The hut that we picked for lunch |
Mr. Turtle peeking at the swamp |
A long drive later, we arrived at the town of Bondowoso. It was past dusk, around 7 hours from when we set off. We stopped at a hotel for some dinner and rest. Our guide told us to take a good rest, because the hike up the mountain would not be easy. It will take another 3 hours drive from Bondowoso to the mountain, and since the gate to Mount Ijen itself won't be open until 2 AM, we had about 6 hours for rest.
I couldn't rest that easily, though, since I am used to sleeping at certain hour at night. And since it was my first time in Bondowoso, I asked my boyfriend to accompany me sightseeing for a bit.
Luckily the hotel was not far from the city square, or Alun-alun as we called it in Bahasa Indonesia. We walked there to see people enjoying their weekend, caught a sight of a bunch of kids practicing hip-hop dance, and passing by a small carnival held at one corner of the Alun-alun.
We spent around 1 hour strolling around the area. And I have to say, I envy the serenity and the slow-pace feel of the town. It was dark, yet the sidewalks were well-lit that I felt secure walking around at night in a place that I just visited that day, the vehicles were slow enough that crossing the streets was peaceful. Something that I haven't felt for years since I came to Bandung.
To give up or not to give up, that was the question
An hour before midnight, we started out again. We left the hotel and head to our main destination, Mount Ijen. We arrived at the gate exactly when it was just opened, so we set out almost immediately after getting our tickets.
This picture is of the rest point near the entrance, just before the hiking path. As you can see, it was about 3 KM away from the crater, with around 1500 m difference in height.
Paltuding under the morning light |
Now you see, I'm not much of an exercising kind. Even my boyfriend would scold me time to time for my laziness. And it kinda show as we started out on the climb. Our guide brought along a second guide, a local man to join us, just to make sure we have a help if our team got separated. Mr guide said that sometimes a group would have different pace of walk, so having more than one guide would be advantageous. He probably could tell that I was not as fit as my siblings, for I got left behind so badly in the end.
The climb took us through a series of sandy path, dark and unlit. We managed our way with flashlights, with the guide telling us to stay on one side of the road, avoiding the cliffs to the other side. The path itself were mostly sloped upward, testing both our stamina and willpower.
For me, it was not easy. I fretted a lot to my boyfriend who stayed with me while my siblings took off ahead with the local guide. I stopped a lot too, sometimes walking just a few steps ahead before catching a breath. Groups and groups of people passed me by, making it look easy to climb up, yet I couldn't even force myself to walk more than 20 steps ahead without stopping. Thankfully I had my dearest and our guide who encouraged me along the way.

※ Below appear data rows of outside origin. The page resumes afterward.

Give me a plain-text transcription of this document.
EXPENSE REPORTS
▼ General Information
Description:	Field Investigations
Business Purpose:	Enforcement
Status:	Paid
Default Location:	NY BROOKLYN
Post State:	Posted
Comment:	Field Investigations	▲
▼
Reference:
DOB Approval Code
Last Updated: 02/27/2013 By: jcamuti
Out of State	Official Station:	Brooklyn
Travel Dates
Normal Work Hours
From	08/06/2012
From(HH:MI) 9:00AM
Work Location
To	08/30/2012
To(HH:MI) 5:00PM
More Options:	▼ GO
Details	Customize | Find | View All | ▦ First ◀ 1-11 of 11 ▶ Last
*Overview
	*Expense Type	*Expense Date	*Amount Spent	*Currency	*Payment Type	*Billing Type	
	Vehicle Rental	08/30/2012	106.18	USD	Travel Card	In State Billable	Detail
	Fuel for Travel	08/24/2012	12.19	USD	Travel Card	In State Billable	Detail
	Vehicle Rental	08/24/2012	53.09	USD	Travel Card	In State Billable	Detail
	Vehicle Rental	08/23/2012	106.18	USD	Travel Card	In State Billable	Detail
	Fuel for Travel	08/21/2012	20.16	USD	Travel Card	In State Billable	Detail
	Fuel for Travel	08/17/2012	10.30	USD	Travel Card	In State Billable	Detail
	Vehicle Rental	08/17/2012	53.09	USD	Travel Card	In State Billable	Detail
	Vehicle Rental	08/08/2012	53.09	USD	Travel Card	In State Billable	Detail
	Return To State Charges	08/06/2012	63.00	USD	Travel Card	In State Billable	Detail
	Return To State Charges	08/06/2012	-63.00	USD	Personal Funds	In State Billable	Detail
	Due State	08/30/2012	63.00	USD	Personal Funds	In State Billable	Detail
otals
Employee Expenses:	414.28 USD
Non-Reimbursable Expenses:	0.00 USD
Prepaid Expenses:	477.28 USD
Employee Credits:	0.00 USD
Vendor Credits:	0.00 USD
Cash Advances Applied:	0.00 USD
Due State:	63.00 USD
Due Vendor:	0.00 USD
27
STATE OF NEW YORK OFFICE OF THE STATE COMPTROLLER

As we made our way up, slow as an old lady, we met people who turned back and gave up. Our guide said that lots of people do gave up, both men and women. I didn't want to. Even if it will take me hours, I still want to climb all the way up. Once I got the the halfway stop, it felt so good that I was whooping out like a kid.
The rest of the track was not as hard, though it still took me some time to get up there. We reached the peak just as dawn tinted the sky with colors. I didn't manage to climb down the crater and caught a sight of the blue fire, but I was just in time for the sunrise. And the beautiful view was enough to pay off for all the climbs.
Morning sky and the Ijen caldera |
I am happy that I didn't give up, otherwise I won't get to see such beautiful sights. It felt just like fiction, where at the end of a hardship, you will get such reward that you'd be forever grateful. That's what I learned from this trip, that I should never give up. Because life is too great of an adventure to give up.
I also learnt that the way down is almost always hardest than the climb up.